To alter the scenarios will ultimately have an effect on fund balance which in turn affects the future financial health of the plan. While it can be done and projected ending fund balance can be lowered somewhat and the plan will remain healthy in the near future. I will ultimately be requesting additional money either from the city or plan participants in future years to not only pay for the 10% projected inflationary effects of health care but also to fund MRE and OPEB liabilities in the fund balance. In which year I do that is dependent in part on decisions made for the 2012 fund balance. This is best illustrated on page 2 and attached charts of the 5/26/11 follow up memo for 2009 and 2010 plan funding.

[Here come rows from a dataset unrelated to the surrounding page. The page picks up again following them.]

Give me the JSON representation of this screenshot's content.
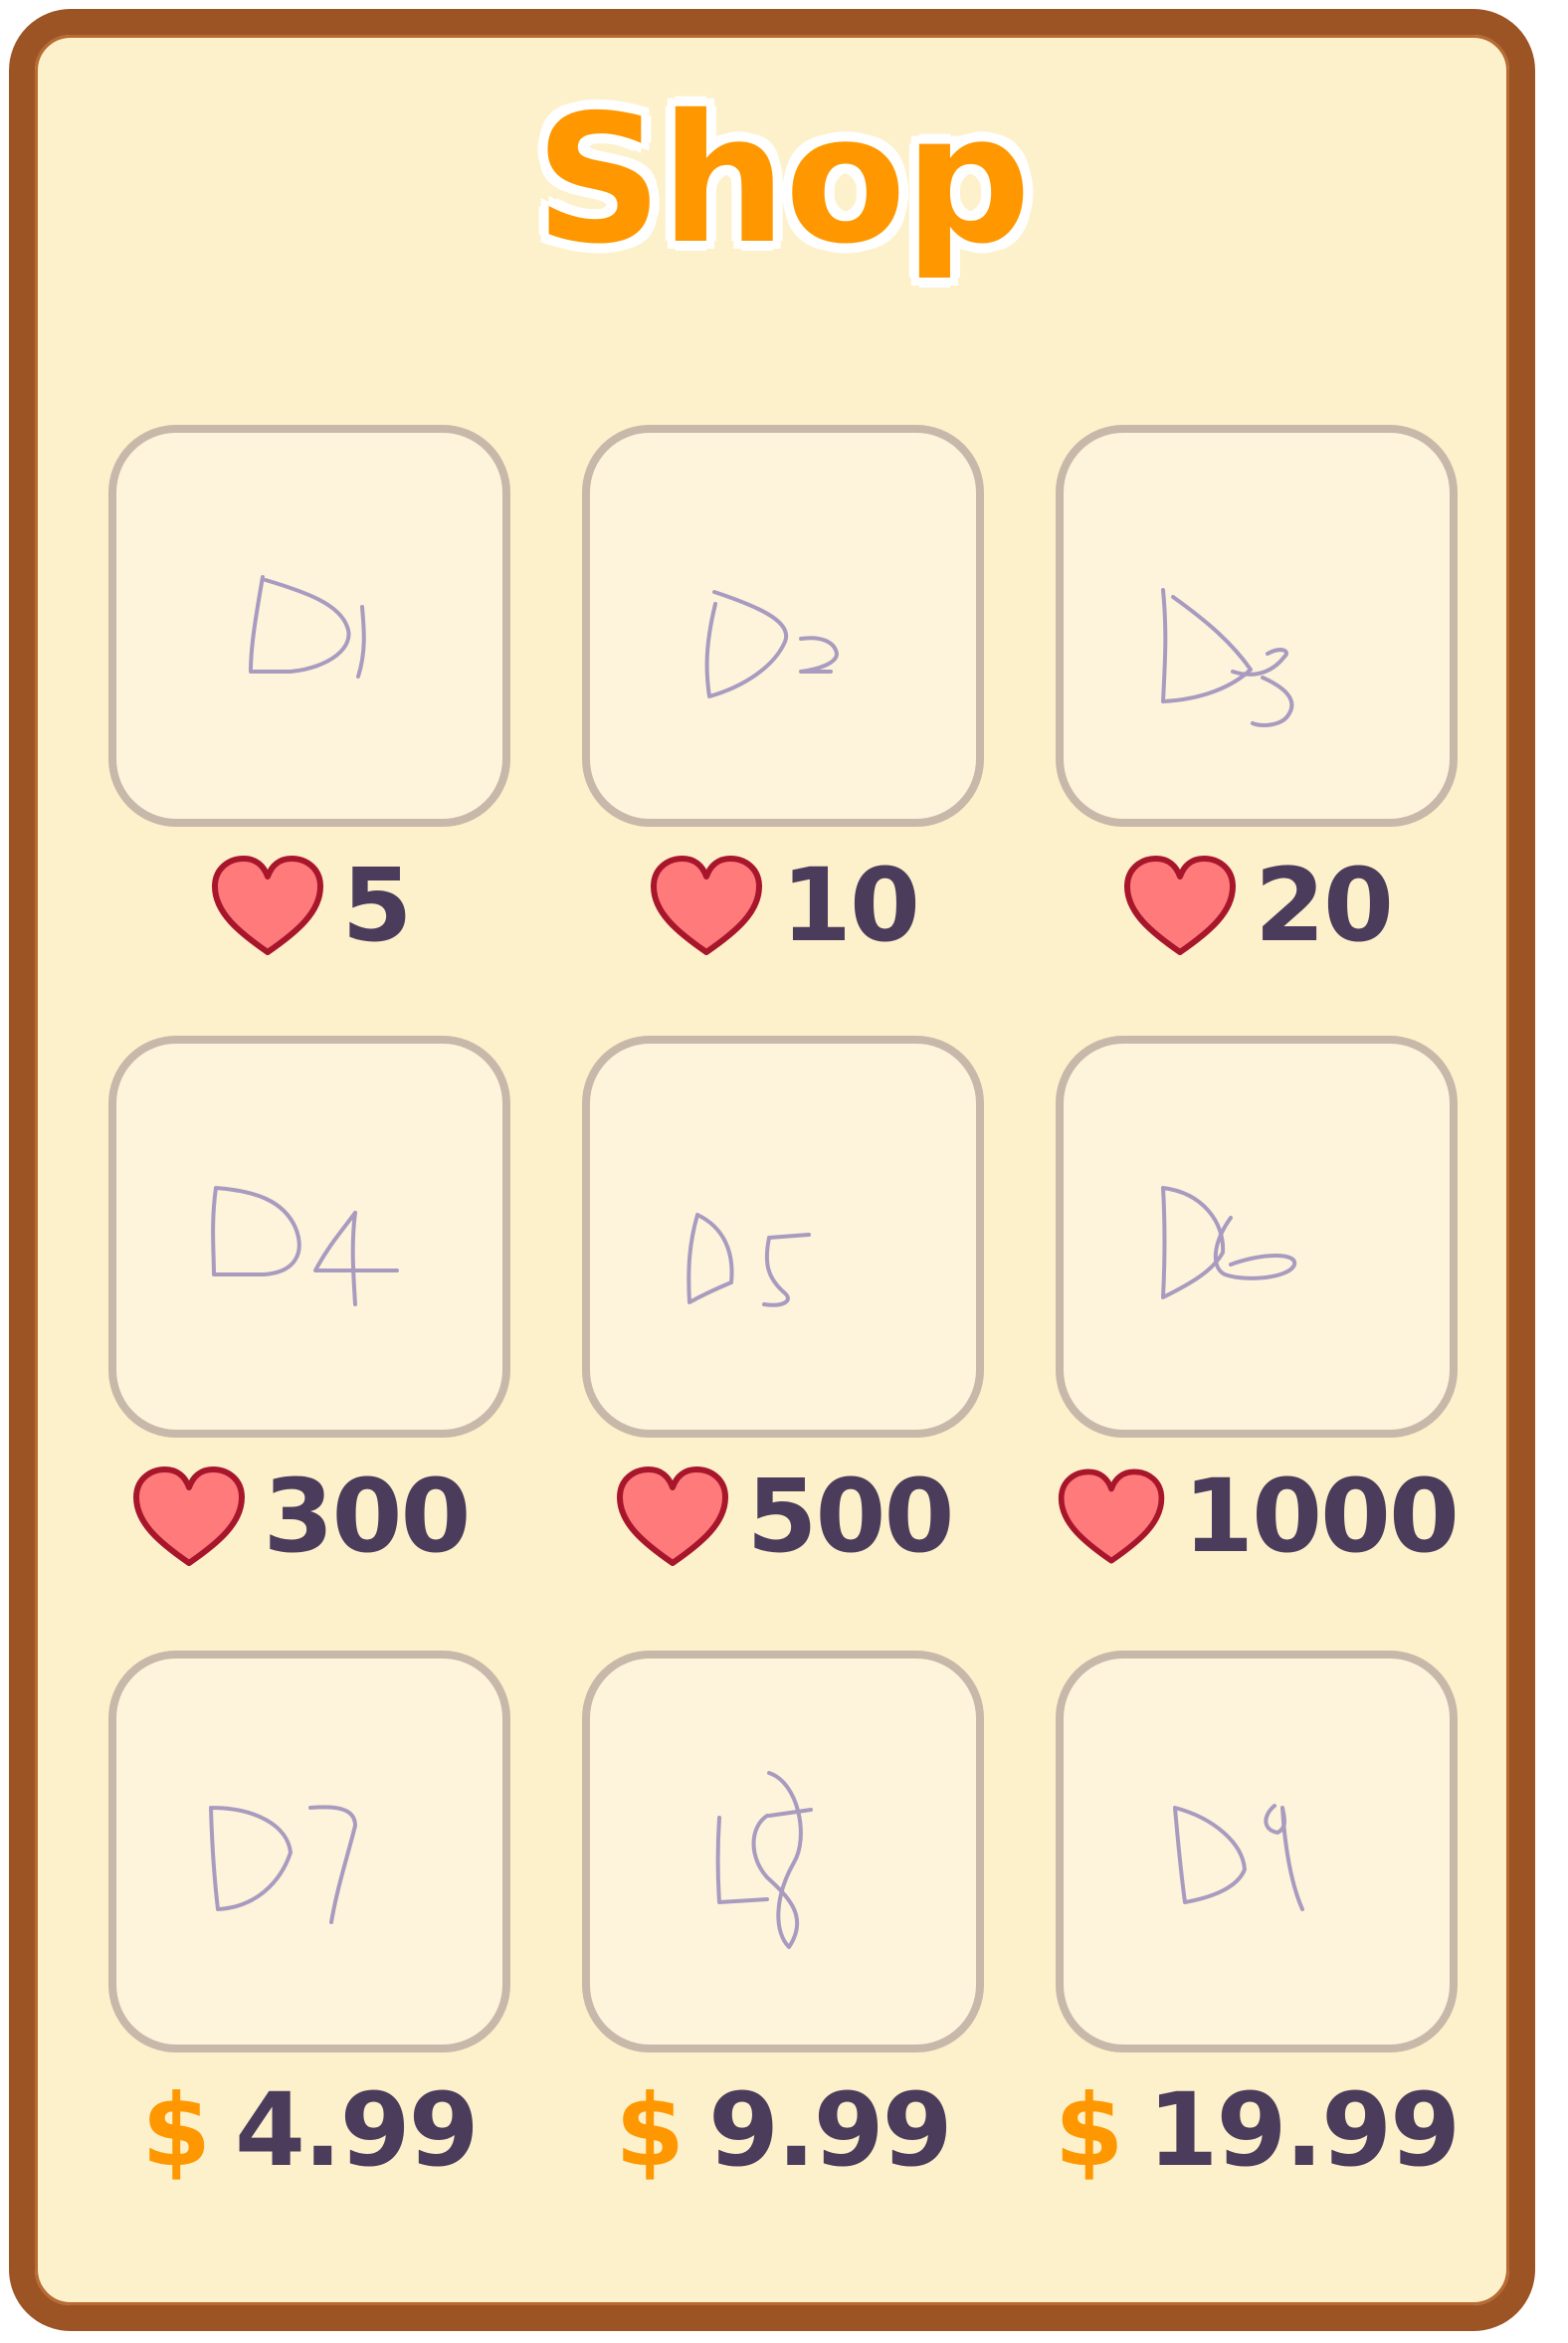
{
  "shop": {
    "title": "Shop",
    "colors": {
      "frame": "#9d5424",
      "panel": "#fdf1cc",
      "title": "#ff9800",
      "tile_border": "#c7b8aa",
      "heart_fill": "#ff7a7a",
      "heart_outline": "#a8162c",
      "price_text": "#4b3c5c",
      "dollar": "#ff9800"
    },
    "items": [
      {
        "label": "D1",
        "currency": "heart-icon",
        "price": "5"
      },
      {
        "label": "D2",
        "currency": "heart-icon",
        "price": "10"
      },
      {
        "label": "D3",
        "currency": "heart-icon",
        "price": "20"
      },
      {
        "label": "D4",
        "currency": "heart-icon",
        "price": "300"
      },
      {
        "label": "D5",
        "currency": "heart-icon",
        "price": "500"
      },
      {
        "label": "D6",
        "currency": "heart-icon",
        "price": "1000"
      },
      {
        "label": "D7",
        "currency": "$",
        "price": "4.99"
      },
      {
        "label": "D8",
        "currency": "$",
        "price": "9.99"
      },
      {
        "label": "D9",
        "currency": "$",
        "price": "19.99"
      }
    ]
  }
}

I am comfortable with the utilization of fund balance as listed in the 2012 Plan Design Alternatives. I (as I also stated in the 2009) am far less comfortable with utilizing fund balance beyond that point although doing so in small amounts will not create instability in the fund for 2012. I would much prefer to utilize fund balance for onetime costs such as health clinic implementation which has a positive ROI than ongoing and inflationary costs such as claims.